Amusingly enough, my main objection to this approach is itself ontological: there’s something about formulating the issue in this way - as though the researcher is some kind of disembodied consciousness, floating around in The Matrix, saying, “I need Theory - lots of Theory!” - and then out roll the shelves of high-powered concepts from the aether, from which the disembodied consciousness then selects whatever approach makes it feel most secure. What about the relationship of the theory to the object of analysis? What about the relationship of all of this to some underlying question? How do students make sense of and understand their theoretical choices, when this is how theory is presented to them?

Then there’s the pedagogical issue: maybe I overcompensate, but I tend to assume that most students - most peers, for that matter - won’t be as interested in abstract theoretical discussions as I am… Unless forced to start with these issues because the students are confronting them in assigned texts, I tend to sidle my way up to terms like “epistemology” and “ontology”, because I think it takes a bit of intellectual grounding for students to be able to understand why someone would care about what appear, on their face, to be rather abstract concerns. My experience has been that students find the concepts terrifyingly fuzzy - and that their fear isn’t assuaged by the tendency of “theory chapters” in methodology texts to rush past a definition of these concepts, and into long lists of competing ontological and epistemological stances one could conceivably adopt - all lined up in a row, in neat boxes - sometimes with light bulbs flashing beside them - as though people make a common practice of dealing with significant ontological and epistemological questions by trundling their conceptual carts down the theoretical aisles in some vast grocery store of human knowledge…

I know I’ve said this before - recently enough that I shouldn’t still be ranting about this topic - but my impulse is to start with something much more grounded - much more solidly within students’ experiential frame: with what students are curious about, where their passions lie. From here, they can begin to ask questions - and those questions will then, eventually, give them the basis for finding ontological and epistemological questions meaningful - and for translating their interests into something that might fall within the boundaries of academic research.

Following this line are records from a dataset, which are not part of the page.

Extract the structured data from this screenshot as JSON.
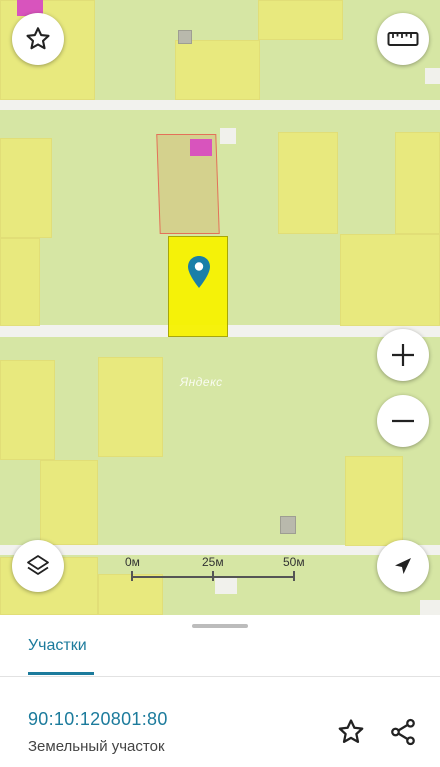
{
  "map": {
    "watermark": "Яндекс",
    "scale": {
      "labels": [
        "0м",
        "25м",
        "50м"
      ]
    }
  },
  "controls": {
    "favorite_icon": "star-outline-icon",
    "ruler_icon": "ruler-icon",
    "zoom_in_icon": "plus-icon",
    "zoom_out_icon": "minus-icon",
    "layers_icon": "layers-icon",
    "location_icon": "navigation-arrow-icon"
  },
  "sheet": {
    "tab_label": "Участки",
    "cadastral_number": "90:10:120801:80",
    "object_type": "Земельный участок",
    "favorite_icon": "star-outline-icon",
    "share_icon": "share-icon"
  },
  "colors": {
    "accent": "#1c7b9c",
    "selected_parcel": "#f7f300",
    "parcel": "#e9ea7c",
    "map_bg": "#d6e6a4",
    "marker": "#1a7fa8"
  }
}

I realise that textbooks don’t have the flexibility I have in the classroom, to build a discussion around students’ questions and dreams… But still… Wouldn’t it be possible, at least in principle, for a text to talk about curiosity as the origin point for a research process? To sketch some examples (which surely wouldn’t be any more misleading that the text box versions of theoretical positions these texts already supply) of how particular researchers found their way to problems, which then teased and thwarted them into methodological strategies - and then to unpack the concepts of epistemology and ontology from there?